My buddy Trent and I did an unpacked 2 way off the Perrine recently and we have video from the side, so it’s really easy to see the time and altitude taken by the openings.

He was jumping a Mojo 260 and doing a rollover, I jump a Blackjack 260 and did a TARD-over. Both slider off.

We exited really close together because with a little delay after coming around on the TARD-over, before letting the canopy go, we SHOULD have had decent vertical separation.

I rotated the TARD-over kind of fast and Trent did the rollover kind of slow, so we pretty much exited and flipped over all synchronized, then I let the TARD go after a slight pause.

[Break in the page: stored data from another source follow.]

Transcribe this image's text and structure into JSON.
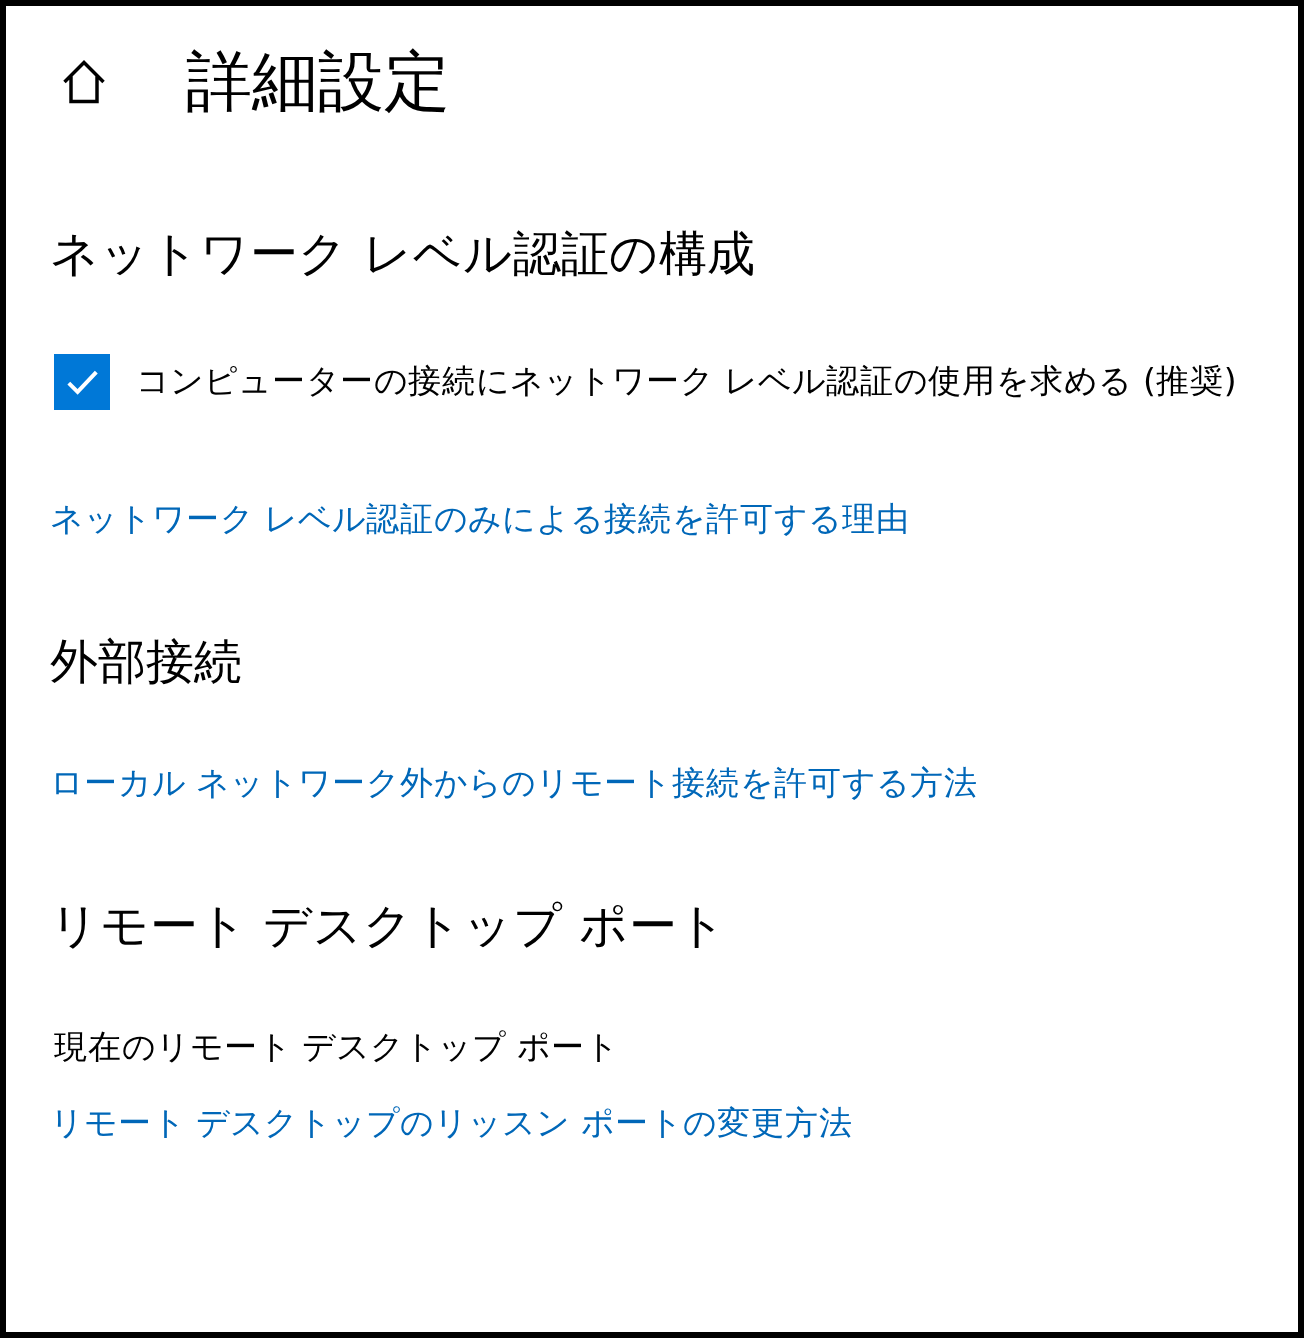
{
  "page": {
    "title": "詳細設定"
  },
  "sections": [
    {
      "heading": "ネットワーク レベル認証の構成",
      "items": [
        {
          "kind": "checkbox",
          "label": "コンピューターの接続にネットワーク レベル認証の使用を求める (推奨)",
          "checked": true
        },
        {
          "kind": "link",
          "text": "ネットワーク レベル認証のみによる接続を許可する理由"
        }
      ]
    },
    {
      "heading": "外部接続",
      "items": [
        {
          "kind": "link",
          "text": "ローカル ネットワーク外からのリモート接続を許可する方法"
        }
      ]
    },
    {
      "heading": "リモート デスクトップ ポート",
      "items": [
        {
          "kind": "text",
          "text": "現在のリモート デスクトップ ポート"
        },
        {
          "kind": "link",
          "text": "リモート デスクトップのリッスン ポートの変更方法"
        }
      ]
    }
  ]
}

Trent got linestretch first. I get linestretch very soon after. I am below Trent’s level when we both have linestretch.

Then you can see the two canopies go through bottom skin inflation.

Then you can see the differences in pressurization. I end up slowing down more than Trent at this point and now I’m the high guy. My canopy also starts moving forward way before the Mojo does.

Then there’s a difference in time-to-toggles, with me unstowing the toggles and flying the Blackjack before Trent even has full pressurization.

I am really glad that we both had on-headings, because we spent most of our deployment very close.

I will post a video clip of the whole jump on skydivingmovies soon so people do not have to depend on my description of this experience.

It is the same jump there’s a little of right at the end of the SObase2006teaser.